Op-Ed: When Did Slayer Start to Suck?
The axis of timing between today’s anniversary of the passing of Jeff Hanneman and last week’s premiere of a brand new Slayer song, the first without Hanneman, provides a good opportunity to reflect upon the output of Slayer’s later years. Ever since Hanneman’s death the court of public opinion has been declaring loudly that Slayer cannot possibly continue to put out great (or even good) material without Hanneman in the picture. I agree with that statement. But here’s the thing: Slayer haven’t put out anything good in a long, long while anyway.
That’s not a slight against Hanneman. It’s been scientifically proven that he penned or had a part in writing nearly all of Slayer’s greatest tracks. The man was a great guitarist and a talented writer, no doubt, Metal Royalty amongst mere mortals. The band’s live setlist still consists of all songs he wrote.
It’s just that people seem to be using his death — and the even more insignificant (in terms of writing) firing of Dave Lombardo — as an excuse to justify what we’ve basically all known for quite a while, but haven’t been willing to admit: modern day Slayer has been extremely tired, boring and mediocre for years already.

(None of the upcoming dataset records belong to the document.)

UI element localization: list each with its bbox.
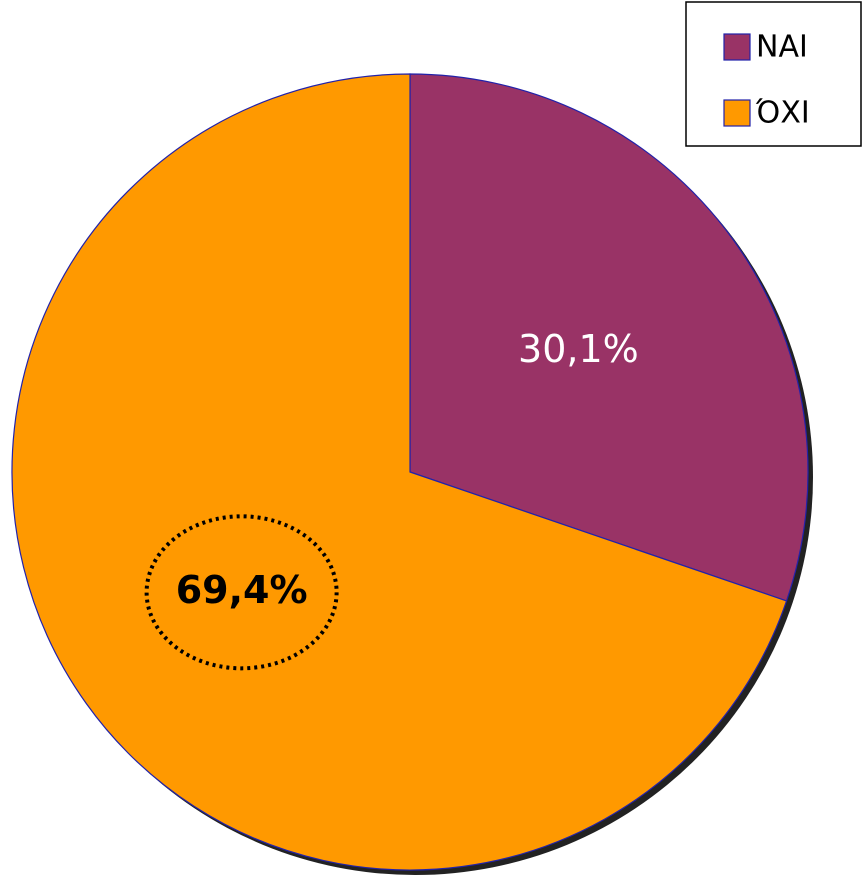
- pie-slice: [409, 73, 809, 602]
- data-label: 69,4%: [176, 568, 308, 612]
- legend-swatch: [723, 99, 751, 127]
- annotation-ellipse: [144, 514, 339, 671]
- pie-slice: [11, 73, 788, 871]
- pie: 30,1% 69,4%: [11, 73, 813, 875]
- legend-swatch: [723, 33, 751, 61]
- legend-label: ΌΧΙ: [755, 96, 810, 131]
- legend: NAI ΌΧΙ: [685, 1, 862, 147]
- legend-box: [685, 1, 862, 147]
- data-label: 30,1%: [518, 327, 639, 371]
- legend-label: NAI: [756, 30, 808, 65]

The Cult of Slayer is a powerful thing. Yelling SLAAAAYEEEERRR at the top of your lungs has been a real-life meme for decades. Liking Slayer is cool. Not liking Slayer is decidedly uncool, heresy even. Until half of the band was replaced by other guys, and people suddenly had a fall-back to admit that Slayer are just out of gas these days.
We’ve all heard the new song “Implode.” Most of us agree that it’s pretty crappy, or, at the very least, “stock” — mediocre, by the numbers Slayer. Is that a direct effect of the absence of Hanneman (and Lombardo)? Well, maybe. But maybe not. Tom Araya said in an interview last year that the next Slayer album would include songs written by Hanneman. What if “Implode” turns out to be one of them? That’d be mighty embarrassing for all those shouting at the moon about the supposed heresy that is this band continuing to call themselves Slayer without two key members.
Even if it turns out that “Implode” isn’t one of the Hanneman-penned tracks, consider the following: no one writes great music forever. Everyone, and every band, has a shelf-life. John Lennon’s latter-day output was all over the place. Pink Floyd’s The Final Cut was a wash, to say nothing of David Gilmour and Roger Waters’ erratic and uninspired solo output. Is Coda anyone’s favorite Led Zeppelin album? A little closer to home, Metallica’s past two decades of output aren’t even worth discussing here. Slayer’s life as a relevant metal act seemed remarkably long — whereas most bands get two-three albums in their prime and the very best get four, Slayer’s coolness seemed to last forever simply because of the culture surrounding the band and what it meant to be a fan of theirs. To some they were and are the very embodiment of metal.
I know it’s taboo to speak ill of the dead, but we should all at least contemplate that maybe Hanneman’s best writing days were over long before his untimely passing. Again, the Cult of Slayer is a powerful thing. Listen to World Painted Blood and Christ Illusion without your SLAAAAAAYEEEEERRR-blinders on and tell me that these songs are really THAT much better than “Implode.” You can’t! Sure, we haven’t heard the full album yet from which that song comes, and it could well turn out that it’s such a steaming pile of crap that it makes Christ Illusion look like Reign in Blood. But I kind of doubt it. It’s going to sound like the same Slayer we’ve known for the past decade or so. This band has been repeating themselves and repeating themselves for quite a while now, and it’s been old and boring for as long.
Again, this is not to speak ill of Hanneman. The man was a metal genius, a metal GOD even. Yes, he was absolutely crucial to Slayer. Further, he wrote some of the best metal songs ever recorded by anyone. But everyone has their moment in the sun, and that moment inevitably fades as the world turns. Let’s reasonably judge Slayer’s recent output without the aggrandizement that a death provides.